The last two weeks I’ve been trying to identify groups of orthologous genes across the genomes of four Pseudomonas fluorescens strains, including our strain R124. The R124 genome was annotated using the the IMG-ER service which also assigns genes to clusters of orthologous genes (COGs) during the process. I’d specifically like to be able to estimate the size of the pan-genome for Pseudomonas fluorescens though.
The pan-genome describes which orthologs are present in a group of related genomes. The core genome is the orthologs found in all genomes, the dispensable genome is the orthologs found in some of the species, while the unique genome is specific to an individual. Differences between genes in each of these groups will identify the possible differences in lifestyle between strains encoded in the genome. The size of the pan-genome also suggests the degree of the variation between the species/strains.
To estimate the pan-genome for P. fluorescens I followed the methods used by Hogg et. al which are described in the supplementary material as being suitable for pan-genome estimation. I modified this method to include a clustering technique and the steps I took are described in brief below.
Ortholog identification
All P. fluorescens protein coding gene sequences from all four strains were compiled into a fasta nucleotide database. The protein sequence of each gene was then used to search all six-frame translated sequences using tfasty. Using six frame translations attempts to account for possible frame shift errors in pair-wise comparisons.
Positive gene matches were those identified as having at least 70% sequence identity over at least 70% the length of the shortest of the two sequences.
The tfasty matches between sequences was used to generate a network of sequence similarity. Each node in the network represents a P. fluorescens gene from any of four genomes and each arc represents sequence similarity between the two sequences.

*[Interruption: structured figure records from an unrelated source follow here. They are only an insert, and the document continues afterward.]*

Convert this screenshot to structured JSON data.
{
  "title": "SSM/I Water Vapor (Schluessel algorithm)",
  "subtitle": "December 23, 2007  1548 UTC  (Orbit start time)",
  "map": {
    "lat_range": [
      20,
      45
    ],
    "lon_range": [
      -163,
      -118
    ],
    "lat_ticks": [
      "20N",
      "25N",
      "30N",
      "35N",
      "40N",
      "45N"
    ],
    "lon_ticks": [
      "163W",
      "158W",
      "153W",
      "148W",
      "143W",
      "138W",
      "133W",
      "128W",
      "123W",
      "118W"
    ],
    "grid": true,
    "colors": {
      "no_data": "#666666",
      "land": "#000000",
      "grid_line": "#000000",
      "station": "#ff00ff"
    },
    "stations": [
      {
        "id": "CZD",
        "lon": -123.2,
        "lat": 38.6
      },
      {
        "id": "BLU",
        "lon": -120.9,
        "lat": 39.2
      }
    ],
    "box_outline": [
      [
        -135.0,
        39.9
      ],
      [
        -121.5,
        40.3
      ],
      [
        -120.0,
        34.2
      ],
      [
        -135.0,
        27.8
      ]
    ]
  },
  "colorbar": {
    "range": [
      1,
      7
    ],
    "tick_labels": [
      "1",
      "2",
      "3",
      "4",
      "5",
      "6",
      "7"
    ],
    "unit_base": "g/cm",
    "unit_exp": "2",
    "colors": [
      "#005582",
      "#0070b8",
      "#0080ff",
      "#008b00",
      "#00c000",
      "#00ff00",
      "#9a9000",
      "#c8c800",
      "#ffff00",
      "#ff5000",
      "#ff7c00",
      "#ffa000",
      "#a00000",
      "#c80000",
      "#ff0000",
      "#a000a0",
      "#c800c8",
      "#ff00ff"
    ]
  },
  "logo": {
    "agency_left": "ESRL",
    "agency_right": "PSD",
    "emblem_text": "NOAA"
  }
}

Groups of orthologous genes were then identified in the this network using the Markov clustering software (MCL). This software simulates a random walk over a network and more similar nodes are more likely to appear together in the same walk. Groups of orthologous genes were identified as those clustering together.
Clustering results
I wanted to test this clustering approach to determine how effective this process was in identifying orthologs. I aligned each cluster of sequences using MAFFT and then determined the consensus sequence from this alignment. The distribution of consensus sequence length as a percentage of the total alignment length is shown in the histogram below.
This figure shows that the majority of ortholog clusters have a consensus sequence length greater than 50% of the alignment length. However what I found unusual was that 2.3% of gene clusters produced a consensus sequence less than this.

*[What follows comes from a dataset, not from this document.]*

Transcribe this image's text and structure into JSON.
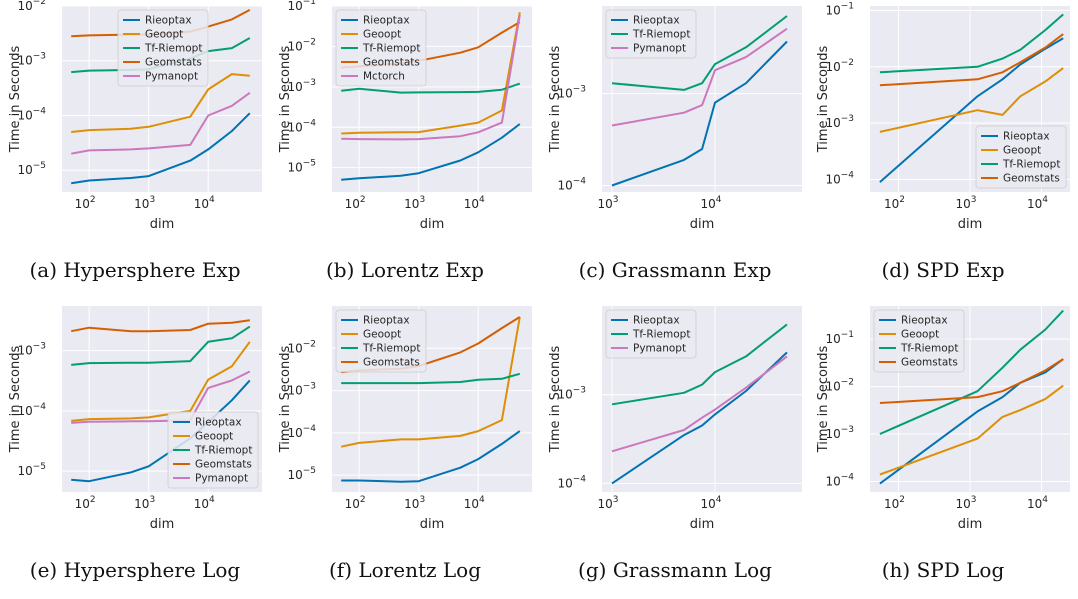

I compared the number of sequences in the alignment, and length of alignment to determine if these factors could be related to the consensus sequence length. The graphs for these are shown below and suggest that neither of these two factors have an obvious effect.

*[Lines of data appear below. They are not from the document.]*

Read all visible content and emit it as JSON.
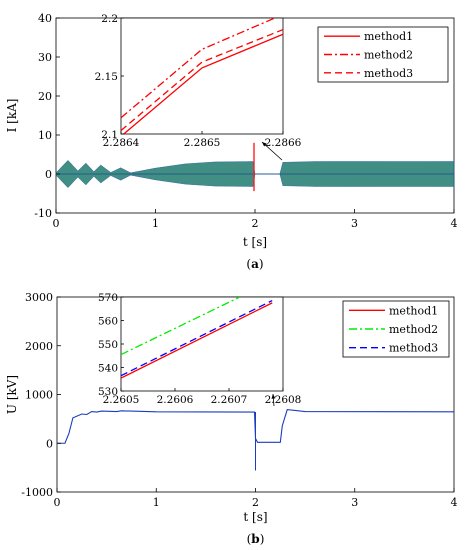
{
  "chart_data": [
    {
      "type": "line",
      "panel_label": "(a)",
      "xlabel": "t [s]",
      "ylabel": "I [kA]",
      "xlim": [
        0,
        4
      ],
      "ylim": [
        -10,
        40
      ],
      "xticks": [
        "0",
        "1",
        "2",
        "3",
        "4"
      ],
      "yticks": [
        "-10",
        "0",
        "10",
        "20",
        "30",
        "40"
      ],
      "grid": false,
      "legend_position": "top-right",
      "series": [
        {
          "name": "method1",
          "color": "#ff0000",
          "dash": "solid"
        },
        {
          "name": "method2",
          "color": "#ff0000",
          "dash": "dashdot"
        },
        {
          "name": "method3",
          "color": "#ff0000",
          "dash": "dashed"
        }
      ],
      "signal": {
        "oscillation_envelope_kA": [
          {
            "t": 0.0,
            "amp": 0.3
          },
          {
            "t": 0.12,
            "amp": 3.5
          },
          {
            "t": 0.22,
            "amp": 0.8
          },
          {
            "t": 0.3,
            "amp": 2.8
          },
          {
            "t": 0.38,
            "amp": 0.6
          },
          {
            "t": 0.45,
            "amp": 2.3
          },
          {
            "t": 0.55,
            "amp": 0.4
          },
          {
            "t": 0.65,
            "amp": 1.6
          },
          {
            "t": 0.75,
            "amp": 0.3
          },
          {
            "t": 1.0,
            "amp": 1.5
          },
          {
            "t": 1.3,
            "amp": 2.6
          },
          {
            "t": 1.6,
            "amp": 3.1
          },
          {
            "t": 1.98,
            "amp": 3.2
          },
          {
            "t": 2.0,
            "amp": 0.0
          },
          {
            "t": 2.25,
            "amp": 0.0
          },
          {
            "t": 2.28,
            "amp": 3.0
          },
          {
            "t": 2.6,
            "amp": 3.2
          },
          {
            "t": 4.0,
            "amp": 3.2
          }
        ],
        "fault_spike": {
          "t": 2.0,
          "peak_kA": 8.0
        }
      },
      "inset": {
        "xlim": [
          2.2864,
          2.2866
        ],
        "ylim": [
          2.1,
          2.2
        ],
        "xticks": [
          "2.2864",
          "2.2865",
          "2.2866"
        ],
        "yticks": [
          "2.1",
          "2.15",
          "2.2"
        ],
        "lines": [
          {
            "name": "method1",
            "x": [
              2.2864,
              2.2865,
              2.2866
            ],
            "y": [
              2.098,
              2.157,
              2.186
            ]
          },
          {
            "name": "method2",
            "x": [
              2.2864,
              2.2865,
              2.2866
            ],
            "y": [
              2.114,
              2.173,
              2.203
            ]
          },
          {
            "name": "method3",
            "x": [
              2.2864,
              2.2865,
              2.2866
            ],
            "y": [
              2.103,
              2.162,
              2.19
            ]
          }
        ]
      }
    },
    {
      "type": "line",
      "panel_label": "(b)",
      "xlabel": "t [s]",
      "ylabel": "U [kV]",
      "xlim": [
        0,
        4
      ],
      "ylim": [
        -1000,
        3000
      ],
      "xticks": [
        "0",
        "1",
        "2",
        "3",
        "4"
      ],
      "yticks": [
        "-1000",
        "0",
        "1000",
        "2000",
        "3000"
      ],
      "grid": false,
      "legend_position": "top-right",
      "series": [
        {
          "name": "method1",
          "color": "#ff0000",
          "dash": "solid"
        },
        {
          "name": "method2",
          "color": "#00ee00",
          "dash": "dashdot"
        },
        {
          "name": "method3",
          "color": "#0000ff",
          "dash": "dashed"
        }
      ],
      "signal": {
        "points_kV": [
          {
            "t": 0.0,
            "v": 0
          },
          {
            "t": 0.08,
            "v": 0
          },
          {
            "t": 0.12,
            "v": 200
          },
          {
            "t": 0.16,
            "v": 520
          },
          {
            "t": 0.25,
            "v": 600
          },
          {
            "t": 0.3,
            "v": 590
          },
          {
            "t": 0.35,
            "v": 650
          },
          {
            "t": 0.4,
            "v": 640
          },
          {
            "t": 0.45,
            "v": 660
          },
          {
            "t": 0.6,
            "v": 650
          },
          {
            "t": 0.65,
            "v": 665
          },
          {
            "t": 1.0,
            "v": 645
          },
          {
            "t": 1.99,
            "v": 640
          },
          {
            "t": 2.0,
            "v": 100
          },
          {
            "t": 2.02,
            "v": 20
          },
          {
            "t": 2.25,
            "v": 20
          },
          {
            "t": 2.27,
            "v": 360
          },
          {
            "t": 2.32,
            "v": 690
          },
          {
            "t": 2.5,
            "v": 650
          },
          {
            "t": 4.0,
            "v": 645
          }
        ],
        "fault_transient": {
          "t": 2.0,
          "min_kV": -560,
          "max_kV": 640
        }
      },
      "inset": {
        "xlim": [
          2.2605,
          2.2608
        ],
        "ylim": [
          530,
          570
        ],
        "xticks": [
          "2.2605",
          "2.2606",
          "2.2607",
          "2.2608"
        ],
        "yticks": [
          "530",
          "540",
          "550",
          "560",
          "570"
        ],
        "lines": [
          {
            "name": "method1",
            "x": [
              2.2605,
              2.26078
            ],
            "y": [
              535.5,
              567.5
            ]
          },
          {
            "name": "method2",
            "x": [
              2.2605,
              2.26072
            ],
            "y": [
              545.5,
              570.0
            ]
          },
          {
            "name": "method3",
            "x": [
              2.2605,
              2.26078
            ],
            "y": [
              536.5,
              568.5
            ]
          }
        ]
      }
    }
  ]
}
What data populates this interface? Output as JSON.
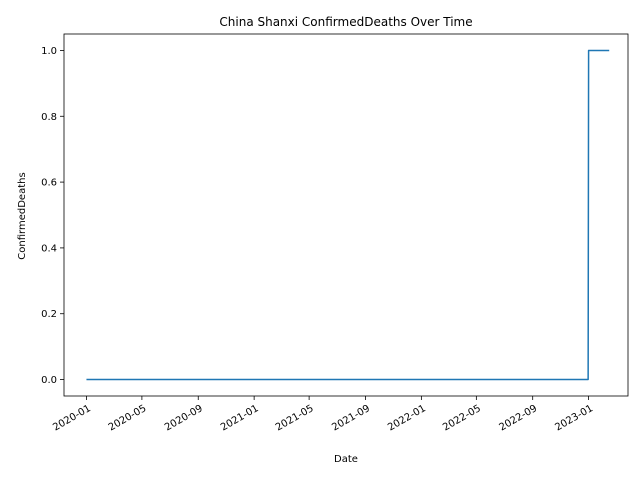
{
  "chart_data": {
    "type": "line",
    "title": "China Shanxi ConfirmedDeaths Over Time",
    "xlabel": "Date",
    "ylabel": "ConfirmedDeaths",
    "x_ticks": [
      "2020-01",
      "2020-05",
      "2020-09",
      "2021-01",
      "2021-05",
      "2021-09",
      "2022-01",
      "2022-05",
      "2022-09",
      "2023-01"
    ],
    "y_ticks": [
      "0.0",
      "0.2",
      "0.4",
      "0.6",
      "0.8",
      "1.0"
    ],
    "ylim": [
      -0.05,
      1.05
    ],
    "xlim": [
      "2019-11-13",
      "2023-03-28"
    ],
    "grid": false,
    "series": [
      {
        "color": "#1f77b4",
        "points": [
          {
            "x": "2020-01-01",
            "y": 0
          },
          {
            "x": "2022-12-31",
            "y": 0
          },
          {
            "x": "2023-01-01",
            "y": 1
          },
          {
            "x": "2023-02-15",
            "y": 1
          }
        ]
      }
    ]
  }
}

I also compared the cluster efficiency, a metric produced by MCL, to determine if the way in which the data is clustered and therefore which sequences are included in each ortholog group is related to the consensus estimation. This also appeared to be unrelated.
Finally I manually looked at the alignments that had a low consensus length. In many of these alignment there were small sequences included which were much shorter than the rest of the sequences in the alignment. Plotting the difference between the largest and smallest sequence in each ortholog cluster does suggest there is a trend.
The likely reason for this is that small proteins are matching a conserved domain in a larger sequence and therefore being considered a match when generating the network for clustering. It’s debatable at what length a shorter sequence may not be considered to encode an orthologous function, but I opted for an arbitrary cut-off of a 50% difference in size. Repeating the analysis using this cutoff generated the following distribution of consensus length where the number of sequences with consensus less than 50% dropped for 2.3% to 1.6%.
This does not completely eliminate the poorly aligned gene clusters nor does this appear to reduce the obvious bias related to differences in sequence size. However this did seem to eliminate about a third of the poor sequence alignments. The best way to deal with the remaining clusters may just be to remove them.